使用列表或向量，我的Clojure功能可能会非常慢吗？

Question

I'm just learning Clojure and I just wrote this function:

(defn replace-last [coll value]
    (assoc coll (dec (count coll)) value))

I'm just a little concerned that it's likely to be really slow for either lists and/or vectors — I just don't understand them enough yet to know.

Thanks!

Answer 1

For vectors, this will be pretty fast -- one of the promises of vectors is fast creation of slightly modified copies.

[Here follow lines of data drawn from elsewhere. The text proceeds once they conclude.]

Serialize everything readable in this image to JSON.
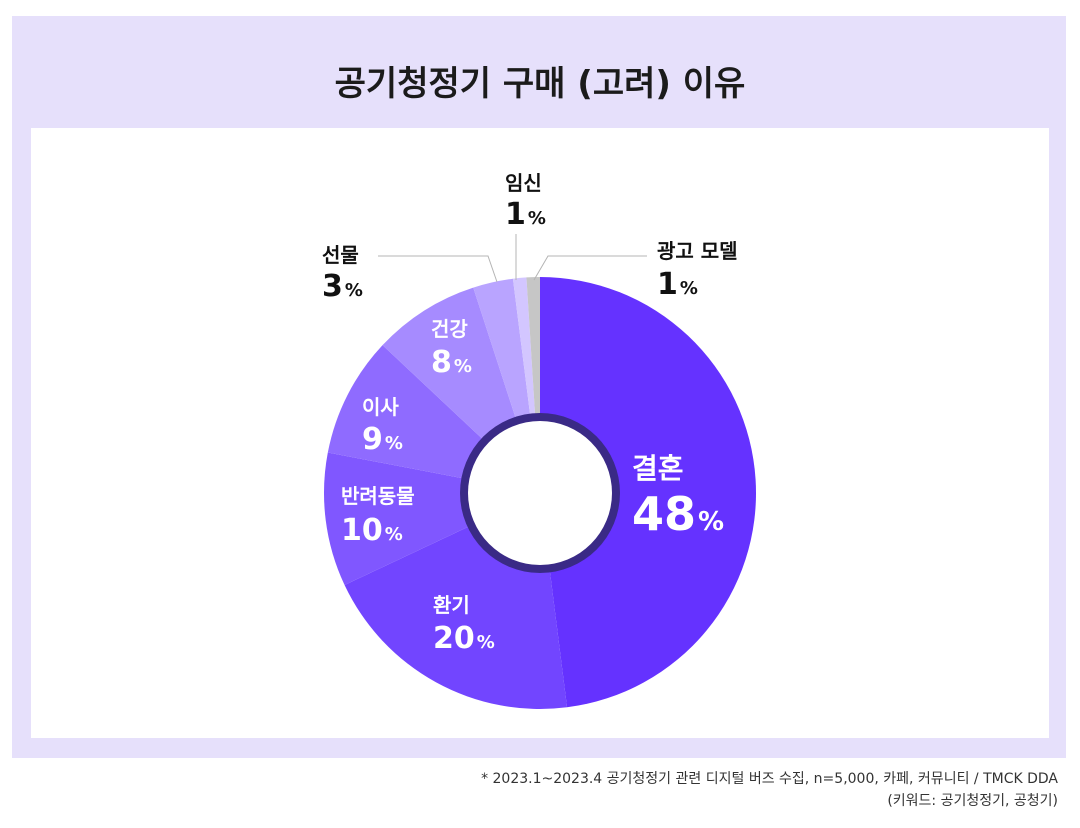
{
  "title": "공기청정기 구매 (고려) 이유",
  "footnote": {
    "line1": "* 2023.1~2023.4 공기청정기 관련 디지털 버즈 수집, n=5,000, 카페, 커뮤니티 / TMCK DDA",
    "line2": "(키워드: 공기청정기, 공청기)"
  },
  "chart_data": {
    "type": "pie",
    "donut": true,
    "title": "공기청정기 구매 (고려) 이유",
    "unit": "%",
    "slices": [
      {
        "label": "결혼",
        "value": 48,
        "color": "#6532ff"
      },
      {
        "label": "환기",
        "value": 20,
        "color": "#7245ff"
      },
      {
        "label": "반려동물",
        "value": 10,
        "color": "#8057ff"
      },
      {
        "label": "이사",
        "value": 9,
        "color": "#8f6bff"
      },
      {
        "label": "건강",
        "value": 8,
        "color": "#a68bff"
      },
      {
        "label": "선물",
        "value": 3,
        "color": "#b9a4ff"
      },
      {
        "label": "임신",
        "value": 1,
        "color": "#d3c6ff"
      },
      {
        "label": "광고 모델",
        "value": 1,
        "color": "#c6c6c6"
      }
    ]
  }
}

For lists, this won't work at all -- they are not associative ( clojure.lang.Associative ) and thus are not valid arguments to assoc . As for other possible approaches, if you need to get an actual list back (as opposed to a seq(able)), you're out of luck -- accessing / replacing the final element of a list is fundamentally a linear time operation. If, on the other hand, you'd be ok with a lazy seq which would look like your list except for the final element, you could implement a semi-lazy variant of butlast (the one in clojure.core is not lazy at all) and use that with lazy-cat :

(defn semi-lazy-butlast [s]
  (cond (empty? s) s
        (empty? (next s)) nil ; or perhaps ()
        :else (lazy-seq (cons (first s)
                              (semi-lazy-butlast (next s))))))

(defn replace-last [s x]
  (if (empty? s) ; do nothing if there is no last element to replace
    s
    (lazy-cat (semi-lazy-butlast s) [x])))

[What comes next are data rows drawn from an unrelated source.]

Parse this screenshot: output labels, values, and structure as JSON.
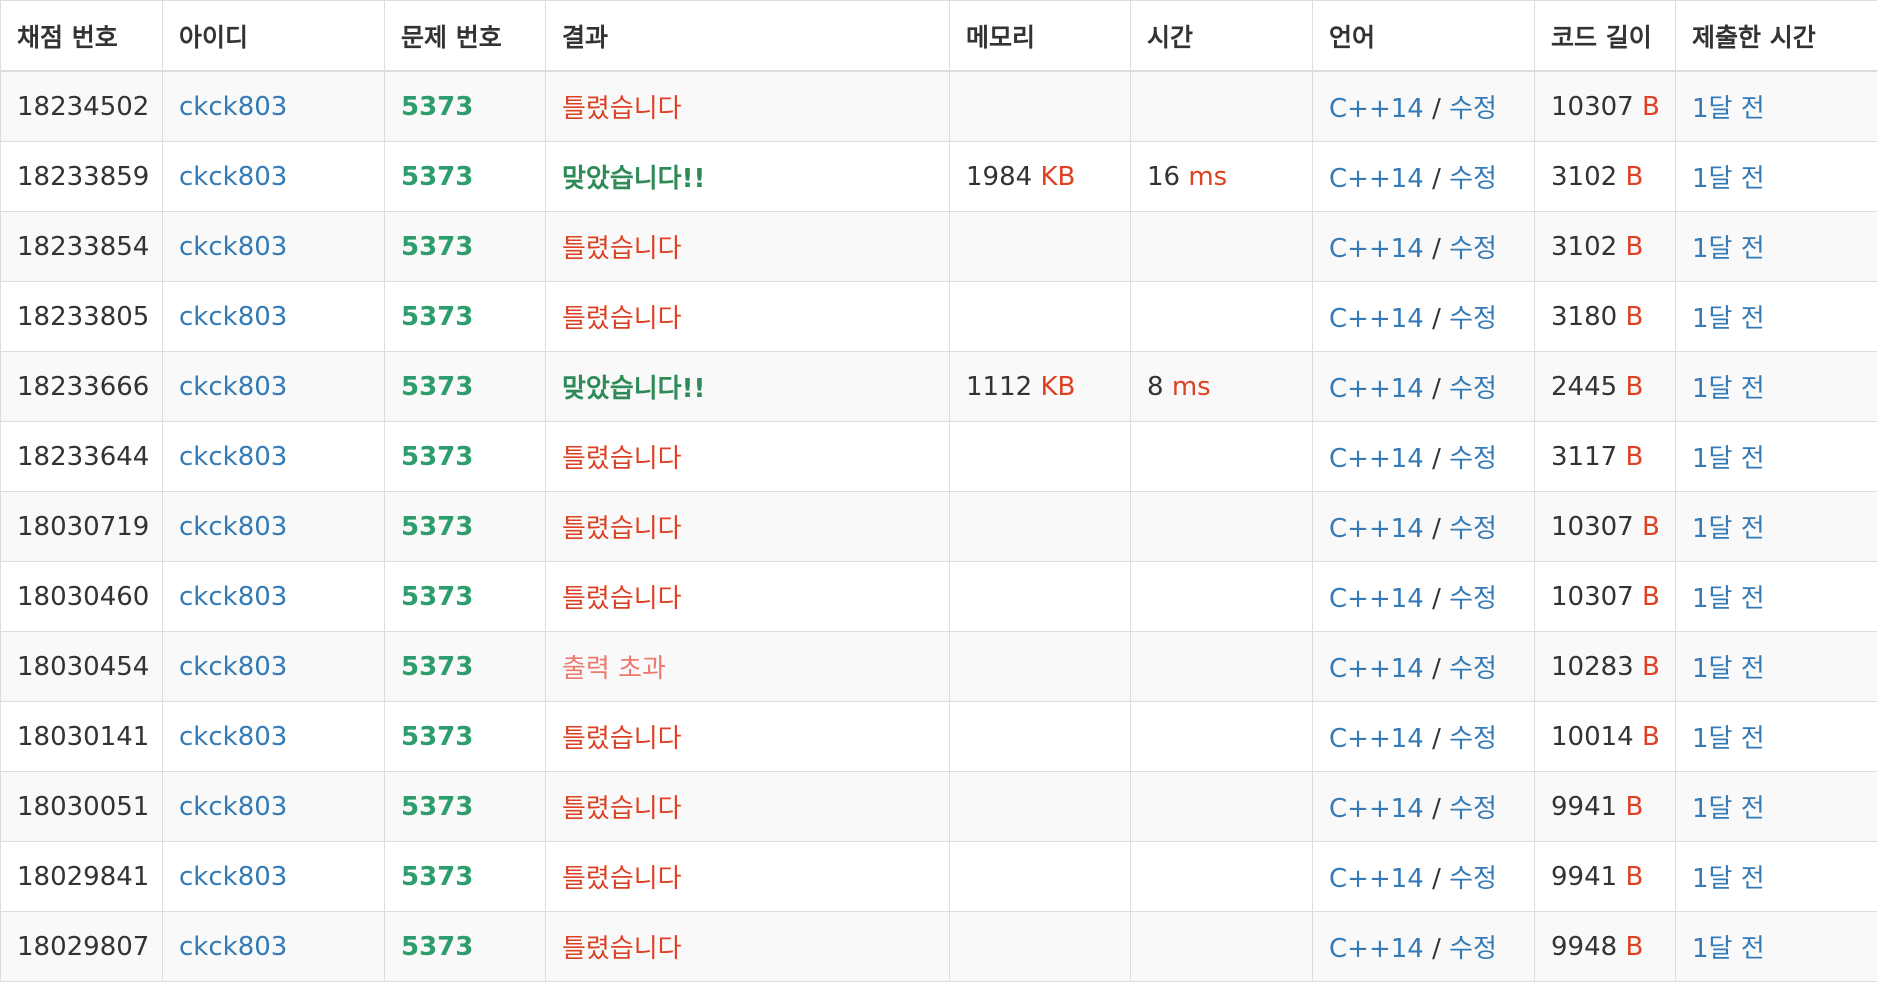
{
  "headers": [
    "채점 번호",
    "아이디",
    "문제 번호",
    "결과",
    "메모리",
    "시간",
    "언어",
    "코드 길이",
    "제출한 시간"
  ],
  "units": {
    "memory": "KB",
    "time": "ms",
    "code": "B"
  },
  "separator": "/",
  "edit_label": "수정",
  "colors": {
    "link": "#337ab7",
    "problem": "#2e9d6e",
    "wrong": "#dd4124",
    "accepted": "#2e8b57",
    "output_exceeded": "#ec7a6e",
    "unit": "#dd4124"
  },
  "rows": [
    {
      "id": "18234502",
      "user": "ckck803",
      "problem": "5373",
      "result": "틀렸습니다",
      "result_type": "wa",
      "memory": "",
      "time": "",
      "lang": "C++14",
      "code_len": "10307",
      "submitted": "1달 전"
    },
    {
      "id": "18233859",
      "user": "ckck803",
      "problem": "5373",
      "result": "맞았습니다!!",
      "result_type": "ac",
      "memory": "1984",
      "time": "16",
      "lang": "C++14",
      "code_len": "3102",
      "submitted": "1달 전"
    },
    {
      "id": "18233854",
      "user": "ckck803",
      "problem": "5373",
      "result": "틀렸습니다",
      "result_type": "wa",
      "memory": "",
      "time": "",
      "lang": "C++14",
      "code_len": "3102",
      "submitted": "1달 전"
    },
    {
      "id": "18233805",
      "user": "ckck803",
      "problem": "5373",
      "result": "틀렸습니다",
      "result_type": "wa",
      "memory": "",
      "time": "",
      "lang": "C++14",
      "code_len": "3180",
      "submitted": "1달 전"
    },
    {
      "id": "18233666",
      "user": "ckck803",
      "problem": "5373",
      "result": "맞았습니다!!",
      "result_type": "ac",
      "memory": "1112",
      "time": "8",
      "lang": "C++14",
      "code_len": "2445",
      "submitted": "1달 전"
    },
    {
      "id": "18233644",
      "user": "ckck803",
      "problem": "5373",
      "result": "틀렸습니다",
      "result_type": "wa",
      "memory": "",
      "time": "",
      "lang": "C++14",
      "code_len": "3117",
      "submitted": "1달 전"
    },
    {
      "id": "18030719",
      "user": "ckck803",
      "problem": "5373",
      "result": "틀렸습니다",
      "result_type": "wa",
      "memory": "",
      "time": "",
      "lang": "C++14",
      "code_len": "10307",
      "submitted": "1달 전"
    },
    {
      "id": "18030460",
      "user": "ckck803",
      "problem": "5373",
      "result": "틀렸습니다",
      "result_type": "wa",
      "memory": "",
      "time": "",
      "lang": "C++14",
      "code_len": "10307",
      "submitted": "1달 전"
    },
    {
      "id": "18030454",
      "user": "ckck803",
      "problem": "5373",
      "result": "출력 초과",
      "result_type": "ole",
      "memory": "",
      "time": "",
      "lang": "C++14",
      "code_len": "10283",
      "submitted": "1달 전"
    },
    {
      "id": "18030141",
      "user": "ckck803",
      "problem": "5373",
      "result": "틀렸습니다",
      "result_type": "wa",
      "memory": "",
      "time": "",
      "lang": "C++14",
      "code_len": "10014",
      "submitted": "1달 전"
    },
    {
      "id": "18030051",
      "user": "ckck803",
      "problem": "5373",
      "result": "틀렸습니다",
      "result_type": "wa",
      "memory": "",
      "time": "",
      "lang": "C++14",
      "code_len": "9941",
      "submitted": "1달 전"
    },
    {
      "id": "18029841",
      "user": "ckck803",
      "problem": "5373",
      "result": "틀렸습니다",
      "result_type": "wa",
      "memory": "",
      "time": "",
      "lang": "C++14",
      "code_len": "9941",
      "submitted": "1달 전"
    },
    {
      "id": "18029807",
      "user": "ckck803",
      "problem": "5373",
      "result": "틀렸습니다",
      "result_type": "wa",
      "memory": "",
      "time": "",
      "lang": "C++14",
      "code_len": "9948",
      "submitted": "1달 전"
    }
  ]
}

This defers replacing the final element until you actually get close to it in consuming your seq.

A sample interaction:

user=> (take 10 (replace-last (range) :foo))
(0 1 2 3 4 5 6 7 8 9)
user=> (take 10 (replace-last (range 10) :foo))
(0 1 2 3 4 5 6 7 8 :foo)
user=> (replace-last () :foo)
()

Answer 2

对于向量，这将与其他任何内容一样快，并且对列表不起作用。